My main complaint is this: if I’m paying craft beer prices, I’m really looking for a flavourful, reasonably-complex but definitely not-samey beer experience. It’s not an unreasonable request: I just want the extra money that I’m handing over to be paying for extra malt, exotic hops or a brewer’s expensive storage programme – not because a room full of Brand Wankers (see Phil Cook’s blog entry for more in-depth analysis of THAT little chestnut) decided that this product was going to cost Exactly This Much a priori a brewer even sat down with a cuppa and contemplated a recipe.

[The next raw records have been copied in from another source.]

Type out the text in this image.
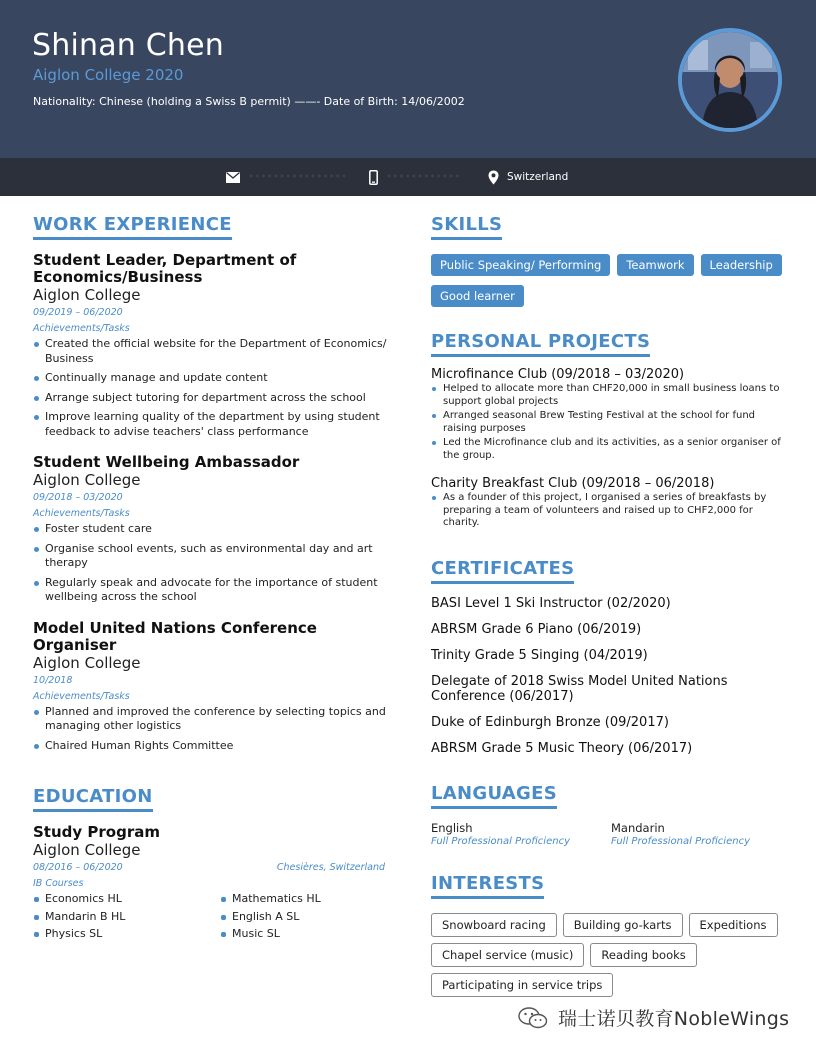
Shinan Chen
Aiglon College 2020
Nationality: Chinese (holding a Swiss B permit) ——- Date of Birth: 14/06/2002
••••••••••••••••	••••••••••••	Switzerland
WORK EXPERIENCE
Student Leader, Department of Economics/Business
Aiglon College
09/2019 – 06/2020
Achievements/Tasks
Created the official website for the Department of Economics/ Business
Continually manage and update content
Arrange subject tutoring for department across the school
Improve learning quality of the department by using student feedback to advise teachers' class performance
Student Wellbeing Ambassador
Aiglon College
09/2018 – 03/2020
Achievements/Tasks
Foster student care
Organise school events, such as environmental day and art therapy
Regularly speak and advocate for the importance of student wellbeing across the school
Model United Nations Conference Organiser
Aiglon College
10/2018
Achievements/Tasks
Planned and improved the conference by selecting topics and managing other logistics
Chaired Human Rights Committee
EDUCATION
Study Program
Aiglon College
08/2016 – 06/2020	Chesières, Switzerland
IB Courses
Economics HL	Mathematics HL
Mandarin B HL	English A SL
Physics SL	Music SL
SKILLS
Public Speaking/ Performing	Teamwork	Leadership
Good learner
PERSONAL PROJECTS
Microfinance Club (09/2018 – 03/2020)
Helped to allocate more than CHF20,000 in small business loans to support global projects
Arranged seasonal Brew Testing Festival at the school for fund raising purposes
Led the Microfinance club and its activities, as a senior organiser of the group.
Charity Breakfast Club (09/2018 – 06/2018)
As a founder of this project, I organised a series of breakfasts by preparing a team of volunteers and raised up to CHF2,000 for charity.
CERTIFICATES
BASI Level 1 Ski Instructor (02/2020)
ABRSM Grade 6 Piano (06/2019)
Trinity Grade 5 Singing (04/2019)
Delegate of 2018 Swiss Model United Nations Conference (06/2017)
Duke of Edinburgh Bronze (09/2017)
ABRSM Grade 5 Music Theory (06/2017)
LANGUAGES
English
Full Professional Proficiency
Mandarin
Full Professional Proficiency
INTERESTS
Snowboard racing	Building go-karts	Expeditions
Chapel service (music)	Reading books
Participating in service trips
瑞士诺贝教育NobleWings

I’m quite sure that Nourish Group’s decision to yank the Cock and Bull range of beers and install usurpers makes perfect sense from a short-term business perspective: obviously it’s cheaper to source beer from a mega-brewery like Lion. But the shift makes absolutely no sense from a consumer’s (and/or medium- to long-term business) perspective. Cock and Bull are now serving more-or-less identical beers to the other (only slightly exaggerated) 637 Lion-tied pubs that are within a two-kilometre radius. If you believe the hype, there’s a (*cough*) renaissance happening in the New Zealand craft beer scene, and quote-unquote craft is the only section of a dwindling beer market which is actually expanding. By pulling the Cock and Bull beers, Nourish Group have yanked their only point-of-difference – and left a massive craft beer vacuum in South and East Auckland, a region with more residents than Wellington.

For some reason, a certain NOFX song springs to mind – since it’s pretty clear to me that someone flopped a steamer in the gene pool.

My advice to anyone (non-beer geeks included) who finds themselves at a Cock and Bull: order whichever Emerson’s beer they have on tap. With Lion appropriating this legendary pioneer of the New Zealand craft beer industry last year, they’ve bought a craft beer pedigree that you just can’t create in a board room. I for one did my best to drain the 1812 keg at the Botany branch (the you’re-back-in-town-so-let-me-shout practice is mercifully alive and well in my family). 1812 is an India Pale Ale with mounds of hops and a strong malty backbone on which they hang. In short, it’s delicious – and in a world where a pint of meh is around $8 and a pint of Emerson’s is around $9, 1812 is outstanding value for money.

By the way, the pub-grub at the Cock and Bull was Excellent – which in light of the rest of this post is annoyingly anti-thematic.